The exhibition was curated by New York–based curators Massimiliano Gioni and Natalie Bell of the New Museum, rather than members of the Phillips’s staff. Because the museum does not collect demographic data on its visitors or staff, it’s impossible to say if the exhibition has drawn traditionally underrepresented visitors of color to the museum. Still, it has positioned the Phillips as a central actor in urgent national conversations. The museum has seen an uptick in attention from nonprofit organizations, like the Harry S. Truman Scholarship Foundation and Refugees International, that are interested in using the exhibition to train their teams.
For Clay, this interest confirms that the material is “what’s on people’s minds, what they’re thinking about, what they’re interested in seeing, learning, hearing, and talking about.” To “bring the subject matter closer” and to build “our cultural competency” at the museum, Clay organized a series of guest speakers, including a refugee and survivor of the Rwandan genocide, an anthropologist working with displaced people, and a lawyer working on migration policy, for the staff. More informally, she started a book club for employees to discuss critical issues.
It’s been a year and a half since Clay became Chief Diversity Officer in April 2018. The numbers aren’t out to quantify the success of her initiatives, but it’s helpful to explore the relevant data with which she’s been working. In the Phillips’s 2018 report, the museum recorded 137,276 visitors, down from 159,529 in 2017. Special exhibitions in 2018 included showings of Renoir and Paul Klee, as well as Aboriginal women artists from Australia. There were no solo shows for women artists in 2017. In 2018, one woman and one man, both white, were added to the board. Three male board members joined in 2017, including Driskell, who was the only new board member of color.
Under Clay’s stewardship, the highlight of this year’s acquisitions is a set of five Gee’s Bend quilts from the Souls Grown Deep Foundation. Other recent purchases include works by Angela Bulloch, Amy Cutler, John Edmonds, Sam Gilliam, Helen Lundeberg, Nara Park, Ellington Robinson, Bosco Sodi, and Regina Pilawuk Wilson. That said, the Phillips’s upcoming exhibitions seem conceptually lackluster compared with “The Warmth of Other Suns.” A survey of Nabis works will open in October and will be followed by a solo show for the Canadian abstract painter Moira Dryer.
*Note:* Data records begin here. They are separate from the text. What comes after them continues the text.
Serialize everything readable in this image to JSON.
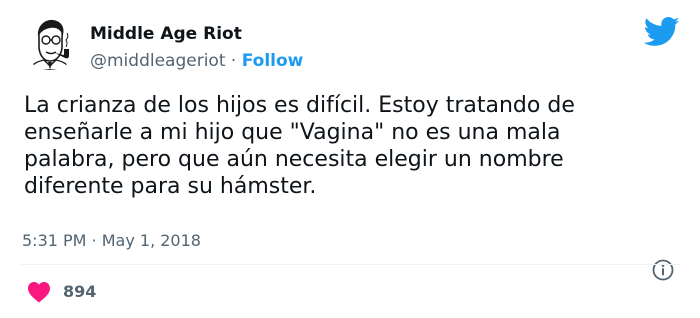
{
  "author": {
    "display_name": "Middle Age Riot",
    "handle": "@middleageriot",
    "separator": " · ",
    "follow_label": "Follow"
  },
  "tweet": {
    "text": "La crianza de los hijos es difícil. Estoy tratando de\nenseñarle a mi hijo que \"Vagina\" no es una mala\npalabra, pero que aún necesita elegir un nombre\ndiferente para su hámster.",
    "timestamp": "5:31 PM · May 1, 2018"
  },
  "engagement": {
    "likes": "894"
  },
  "icons": {
    "logo": "twitter-bird-icon",
    "info": "info-icon",
    "like": "heart-icon",
    "avatar": "avatar-illustration"
  },
  "colors": {
    "accent": "#1d9bf0",
    "heart": "#f91880",
    "text": "#0f1419",
    "muted": "#536471"
  }
}
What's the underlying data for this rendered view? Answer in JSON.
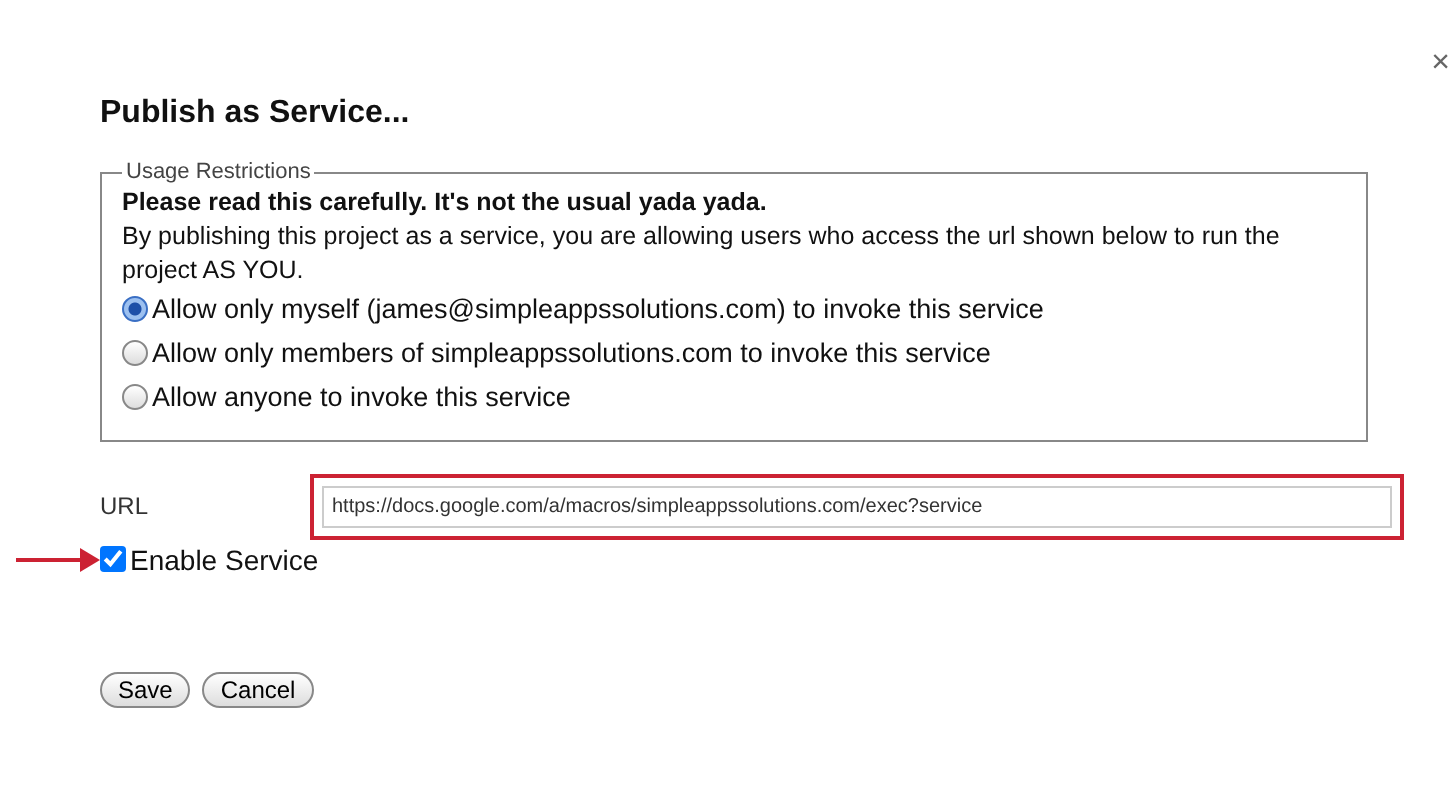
{
  "dialog": {
    "title": "Publish as Service...",
    "close": "×"
  },
  "usage_restrictions": {
    "legend": "Usage Restrictions",
    "warning": "Please read this carefully. It's not the usual yada yada.",
    "description": "By publishing this project as a service, you are allowing users who access the url shown below to run the project AS YOU.",
    "options": [
      {
        "label": "Allow only myself (james@simpleappssolutions.com) to invoke this service",
        "selected": true
      },
      {
        "label": "Allow only members of simpleappssolutions.com to invoke this service",
        "selected": false
      },
      {
        "label": "Allow anyone to invoke this service",
        "selected": false
      }
    ]
  },
  "url": {
    "label": "URL",
    "value": "https://docs.google.com/a/macros/simpleappssolutions.com/exec?service",
    "highlighted": true
  },
  "enable_service": {
    "label": "Enable Service",
    "checked": true,
    "highlighted": true
  },
  "buttons": [
    "Save",
    "Cancel"
  ]
}
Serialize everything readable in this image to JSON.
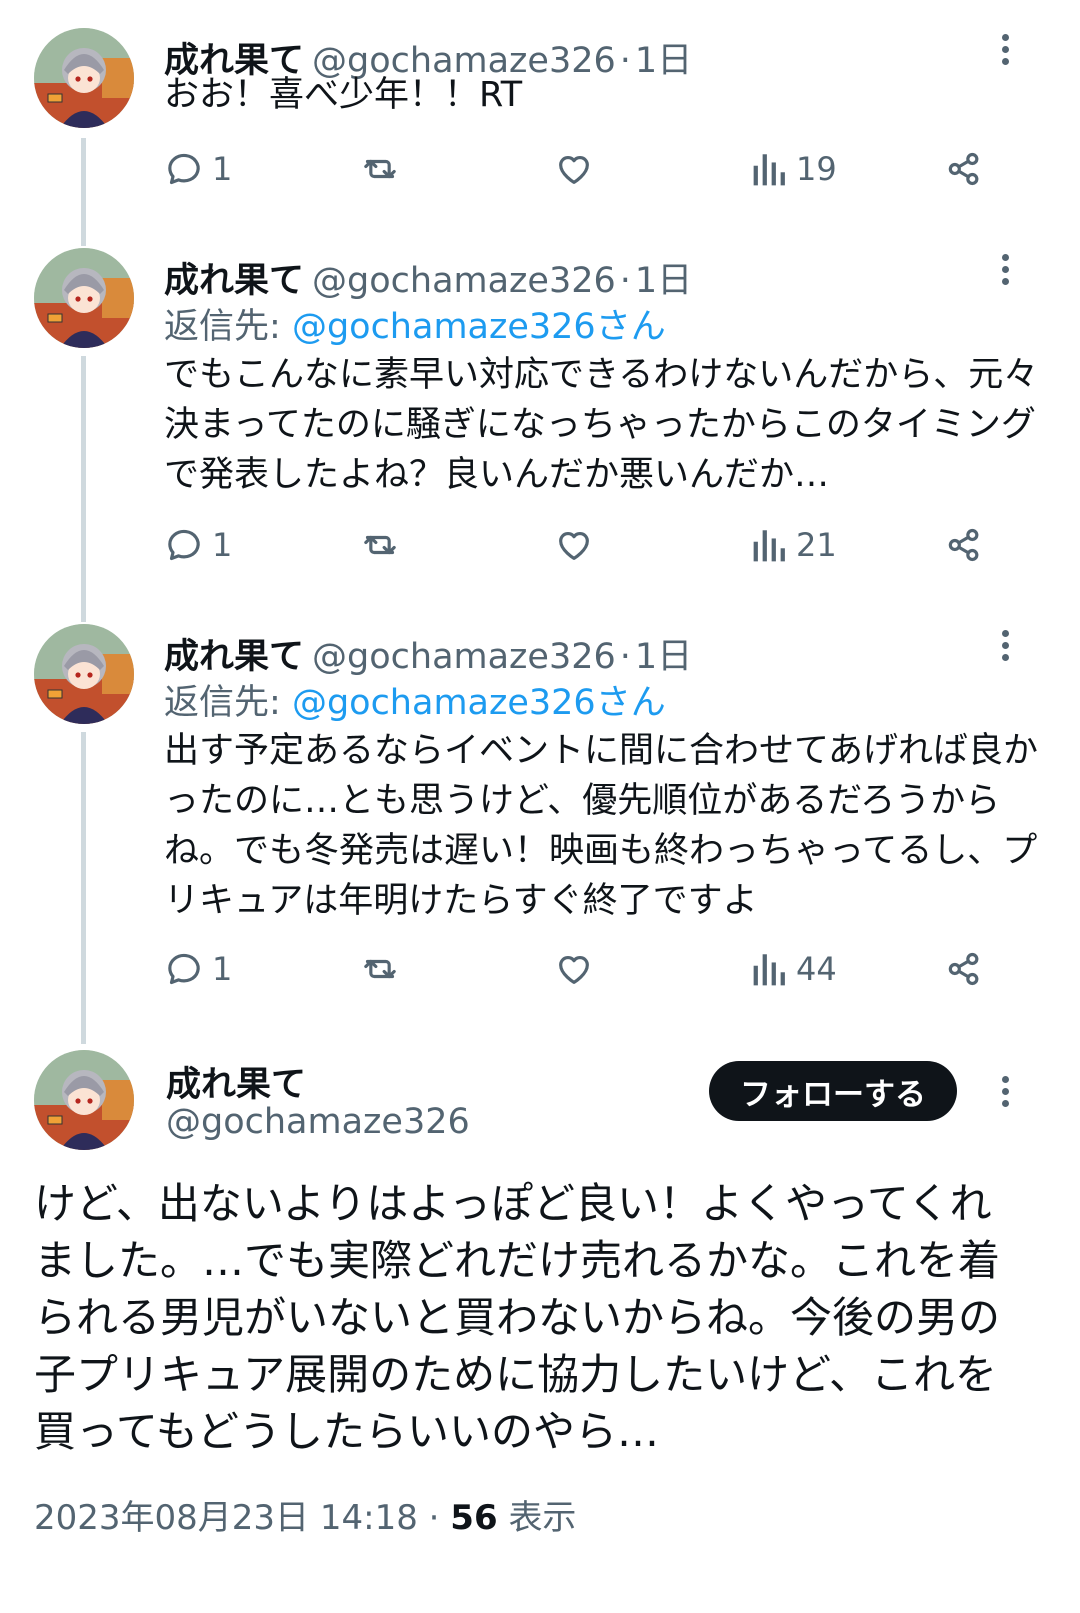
{
  "thread": [
    {
      "name": "成れ果て",
      "handle": "@gochamaze326",
      "dot": "·",
      "time": "1日",
      "reply_prefix": "",
      "reply_to": "",
      "lines": [
        "おお！喜べ少年！！RT"
      ],
      "replies": "1",
      "views": "19"
    },
    {
      "name": "成れ果て",
      "handle": "@gochamaze326",
      "dot": "·",
      "time": "1日",
      "reply_prefix": "返信先:",
      "reply_to": "@gochamaze326さん",
      "lines": [
        "でもこんなに素早い対応できるわけないんだから、元々",
        "決まってたのに騒ぎになっちゃったからこのタイミング",
        "で発表したよね？良いんだか悪いんだか…"
      ],
      "replies": "1",
      "views": "21"
    },
    {
      "name": "成れ果て",
      "handle": "@gochamaze326",
      "dot": "·",
      "time": "1日",
      "reply_prefix": "返信先:",
      "reply_to": "@gochamaze326さん",
      "lines": [
        "出す予定あるならイベントに間に合わせてあげれば良か",
        "ったのに…とも思うけど、優先順位があるだろうから",
        "ね。でも冬発売は遅い！映画も終わっちゃってるし、プ",
        "リキュアは年明けたらすぐ終了ですよ"
      ],
      "replies": "1",
      "views": "44"
    }
  ],
  "focus": {
    "name": "成れ果て",
    "handle": "@gochamaze326",
    "follow_label": "フォローする",
    "lines": [
      "けど、出ないよりはよっぽど良い！よくやってくれ",
      "ました。…でも実際どれだけ売れるかな。これを着",
      "られる男児がいないと買わないからね。今後の男の",
      "子プリキュア展開のために協力したいけど、これを",
      "買ってもどうしたらいいのやら…"
    ],
    "timestamp": "2023年08月23日 14:18",
    "separator": "·",
    "views_count": "56",
    "views_label": "表示"
  },
  "icons": {
    "reply": "reply-icon",
    "retweet": "retweet-icon",
    "like": "heart-icon",
    "views": "views-icon",
    "share": "share-icon",
    "more": "more-icon"
  },
  "colors": {
    "link": "#1d9bf0",
    "muted": "#536471",
    "text": "#0f1419",
    "thread_line": "#cfd9de",
    "button_bg": "#0f1419"
  }
}
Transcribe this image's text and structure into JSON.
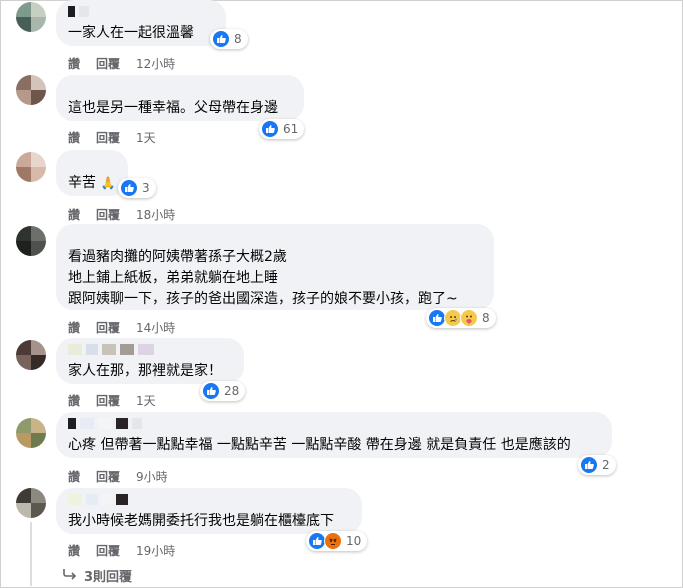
{
  "comments": [
    {
      "text_lines": [
        "一家人在一起很溫馨"
      ],
      "reaction_count": "8",
      "actions": {
        "like": "讚",
        "reply": "回覆",
        "time": "12小時"
      }
    },
    {
      "text_lines": [
        "這也是另一種幸福。父母帶在身邊"
      ],
      "reaction_count": "61",
      "actions": {
        "like": "讚",
        "reply": "回覆",
        "time": "1天"
      }
    },
    {
      "text_lines": [
        "辛苦"
      ],
      "reaction_count": "3",
      "actions": {
        "like": "讚",
        "reply": "回覆",
        "time": "18小時"
      }
    },
    {
      "text_lines": [
        "看過豬肉攤的阿姨帶著孫子大概2歲",
        "地上鋪上紙板，弟弟就躺在地上睡",
        "跟阿姨聊一下，孩子的爸出國深造，孩子的娘不要小孩，跑了~"
      ],
      "reaction_count": "8",
      "actions": {
        "like": "讚",
        "reply": "回覆",
        "time": "14小時"
      }
    },
    {
      "text_lines": [
        "家人在那，那裡就是家！"
      ],
      "reaction_count": "28",
      "actions": {
        "like": "讚",
        "reply": "回覆",
        "time": "1天"
      }
    },
    {
      "text_lines": [
        "心疼 但帶著一點點幸福 一點點辛苦 一點點辛酸 帶在身邊 就是負責任 也是應該的"
      ],
      "reaction_count": "2",
      "actions": {
        "like": "讚",
        "reply": "回覆",
        "time": "9小時"
      }
    },
    {
      "text_lines": [
        "我小時候老媽開委托行我也是躺在櫃檯底下"
      ],
      "reaction_count": "10",
      "actions": {
        "like": "讚",
        "reply": "回覆",
        "time": "19小時"
      }
    }
  ],
  "more_replies": "3則回覆",
  "icons": {
    "like": "thumbs-up-icon",
    "sad": "sad-emoji-icon",
    "care": "care-emoji-icon",
    "angry": "angry-emoji-icon",
    "reply_arrow": "reply-arrow-icon",
    "hands": "clasped-hands-emoji"
  },
  "colors": {
    "bubble": "#f0f2f5",
    "like_blue": "#1877f2",
    "meta_gray": "#65676b"
  }
}
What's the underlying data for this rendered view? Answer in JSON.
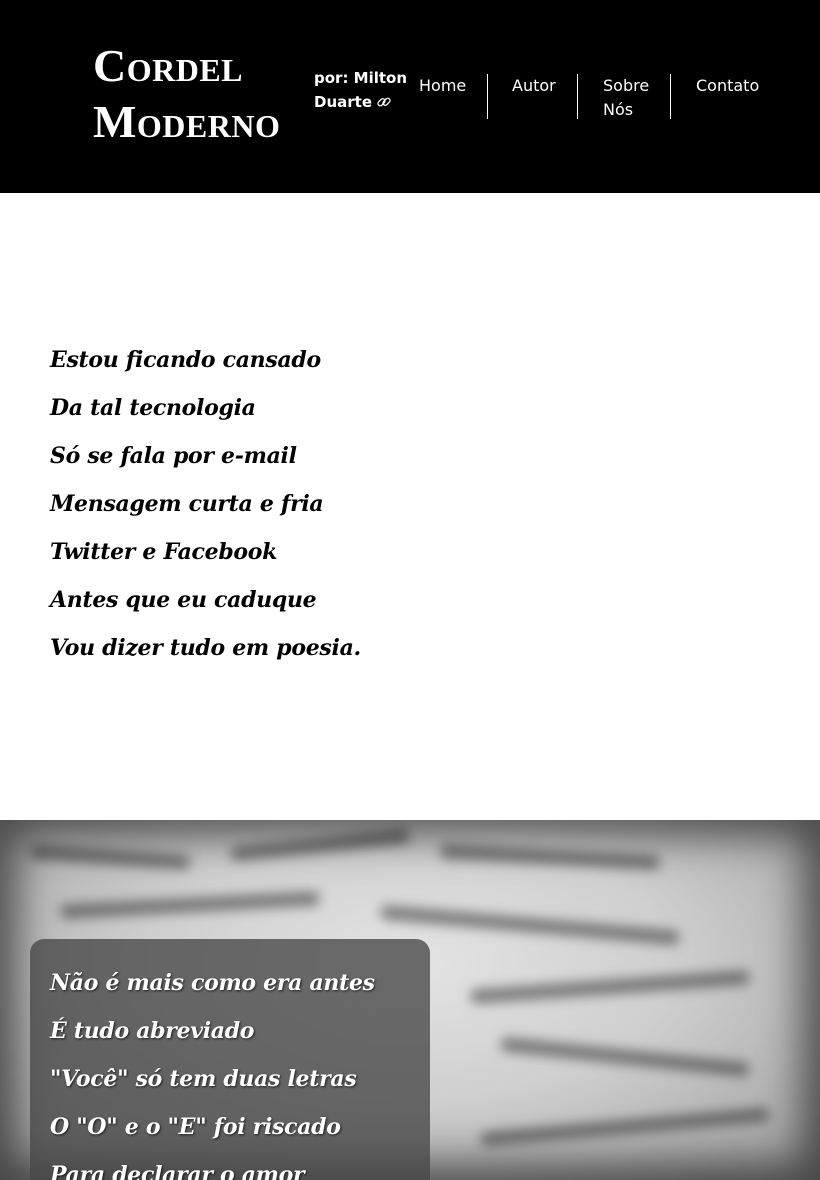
{
  "header": {
    "brand_line1": "Cordel",
    "brand_line2": "Moderno",
    "byline": "por: Milton Duarte",
    "link_icon": "link-icon"
  },
  "nav": {
    "items": [
      {
        "label": "Home"
      },
      {
        "label": "Autor"
      },
      {
        "label": "Sobre Nós"
      },
      {
        "label": "Contato"
      }
    ]
  },
  "poem1": {
    "verses": [
      "Estou ficando cansado",
      "Da tal tecnologia",
      "Só se fala por e-mail",
      "Mensagem curta e fria",
      "Twitter e Facebook",
      "Antes que eu caduque",
      "Vou dizer tudo em poesia."
    ]
  },
  "poem2": {
    "verses": [
      "Não é mais como era antes",
      "É tudo abreviado",
      "\"Você\" só tem duas letras",
      "O \"O\" e o \"E\" foi riscado",
      "Para declarar o amor"
    ]
  },
  "colors": {
    "header_bg": "#000000",
    "header_text": "#ffffff",
    "body_bg": "#ffffff",
    "card_bg": "#464646"
  }
}
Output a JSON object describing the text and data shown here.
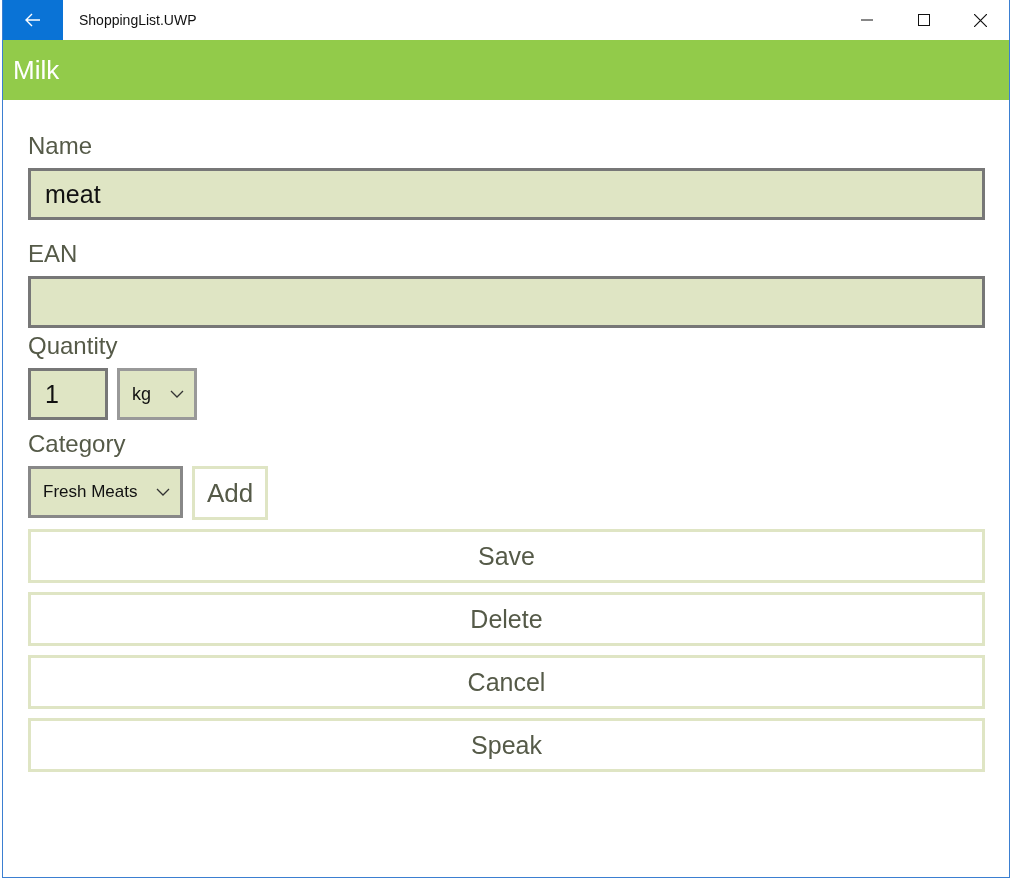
{
  "window": {
    "title": "ShoppingList.UWP"
  },
  "header": {
    "title": "Milk"
  },
  "fields": [
    {
      "kind": "text",
      "label": "Name",
      "value": "meat"
    },
    {
      "kind": "text",
      "label": "EAN"
    }
  ],
  "quantity": {
    "label": "Quantity",
    "value": "1",
    "unit": "kg"
  },
  "category": {
    "label": "Category",
    "value": "Fresh Meats",
    "add_button": "Add"
  },
  "buttons": [
    "Save",
    "Delete",
    "Cancel",
    "Speak"
  ]
}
Clay is most proud of successfully establishing new HR policies and a board diversity advisory group, initiatives that she is hopeful will yield tangible results by 2021, the museum’s centenary anniversary. What accomplishments would make Clay feel as if her job is done? Optimistically, the museum would be accessible in every way, from the website to the physical and economic access for visitors. Most importantly, the staff would have the tools to continue driving inclusivity. “The ideal world would be to work myself out of a job,” she mused, “where everybody else is doing it on their own.”